I hear the Friendly Aviation Authority has dropped the other shoe, and mandated altitude-reporting radar transponders for all aircraft operating within or near all Terminal Control Areas and Airport Radar Service Areas. That's a major chunk of airspace regulated in the name of safety. And although the civil libertarians wring their hands over our lost freedom of flight, I must say the idea has merit on the face of it. Transponders on all aircraft will facilitate a proximity warning system for all aircraft, which can't help but improve safety.

Why, then, am I still skeptical?

In the early 1970's, General Aviation Electronics Inc., alias Genave, introduced a low cost aircraft Proximity Warning Indicator. Simply a microwave receiver tuned to the 1090 MHz Air Traffic Control transponder reply frequency, PWI sounded an aural alarm and lit a warning light whenever another transponding aircraft appeared within its range.

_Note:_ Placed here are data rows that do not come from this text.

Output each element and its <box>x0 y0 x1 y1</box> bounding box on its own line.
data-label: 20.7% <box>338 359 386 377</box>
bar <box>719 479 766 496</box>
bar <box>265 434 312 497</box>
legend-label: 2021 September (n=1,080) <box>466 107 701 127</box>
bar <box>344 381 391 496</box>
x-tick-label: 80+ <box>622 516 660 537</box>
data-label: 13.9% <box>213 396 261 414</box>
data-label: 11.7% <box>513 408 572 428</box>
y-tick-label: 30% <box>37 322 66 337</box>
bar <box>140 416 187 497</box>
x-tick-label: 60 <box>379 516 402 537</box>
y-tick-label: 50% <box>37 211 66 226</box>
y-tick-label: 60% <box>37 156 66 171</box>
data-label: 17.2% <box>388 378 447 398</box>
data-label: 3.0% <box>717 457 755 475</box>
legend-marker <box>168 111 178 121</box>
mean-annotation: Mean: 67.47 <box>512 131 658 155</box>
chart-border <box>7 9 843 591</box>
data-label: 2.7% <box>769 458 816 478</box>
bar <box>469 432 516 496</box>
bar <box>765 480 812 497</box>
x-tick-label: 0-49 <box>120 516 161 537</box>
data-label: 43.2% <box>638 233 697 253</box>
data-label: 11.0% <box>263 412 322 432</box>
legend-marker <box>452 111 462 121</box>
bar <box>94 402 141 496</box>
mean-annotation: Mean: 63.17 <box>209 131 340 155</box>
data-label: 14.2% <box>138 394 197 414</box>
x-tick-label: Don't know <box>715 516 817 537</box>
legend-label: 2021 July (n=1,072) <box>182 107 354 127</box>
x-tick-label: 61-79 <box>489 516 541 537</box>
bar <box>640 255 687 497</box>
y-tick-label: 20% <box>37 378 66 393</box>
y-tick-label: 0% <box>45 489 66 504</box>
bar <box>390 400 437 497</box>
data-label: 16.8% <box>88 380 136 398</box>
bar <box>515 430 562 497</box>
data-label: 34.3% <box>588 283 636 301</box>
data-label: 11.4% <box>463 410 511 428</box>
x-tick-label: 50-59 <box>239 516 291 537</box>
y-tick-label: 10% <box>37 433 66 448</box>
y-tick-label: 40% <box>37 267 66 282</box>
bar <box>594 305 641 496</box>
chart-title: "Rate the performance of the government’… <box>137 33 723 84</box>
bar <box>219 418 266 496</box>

The sensitivity of the receiver could be varied between "high" and "low" with a panel-mounted toggle switch; a comparison of response in the two positions gave a qualitative indication of the target's distance. Not a bad bargain for $395.

Although not a collision avoidance instrument in the fullest sense because it gave no indication of target direction, the Genave PWI did provide a useful warning as to the presence of another aircraft in the general vicinity. The product achieved only limited commercial success, and disappeared from the market shortly after its introduction. It is important to note that the PWI only indicates the presence of transponding aircraft, and was introduced at a time when only a small fraction of the General Aviation fleet was transponder equipped. Thus I consider the Genave PWI to have been several years ahead of its time.

In the intervening years transponders have become first available, next affordable, then nearly universal, now mandatory. The PWI concept has been upgraded to 1990's technology, and renamed TCAS. Collision avoidance for all, at minimal cost.

Why, then, am I still skeptical?

Actually, there are significant technological objections to the transponder-based CAS approach. Have you ever been flying across the country, either IFR or under VFR advisories, and heard the controller say "radar contact lost, report LOSTU Intersection"? About the same time, you will have noticed that the orange light on your transponder stopped blinking. Now maybe that never happens where you or I live, but there are vast stretches of airspace over our country which are out of range from a ground radar facility. And if nobody interrogates a transponder, it never squawks!

Even if you're flying within a radar environment, transponders are not without limitations. Let's even eliminate the element of human failing by stipulating that everyone in the sky is responsible, thus transponder equipped, and infallible, which means they always remember to turn their switches to Mode C. The transmitters in ATC transponders still depend upon a small cavity oscillator containing a ceramic planar triode vacuum tube. Like all tubes, it has a finite life of perhaps a couple of thousand hours. And when it fails (as it ultimately will), you have no way of knowing it, but you just became invisible!

Why, then, should I not be skeptical?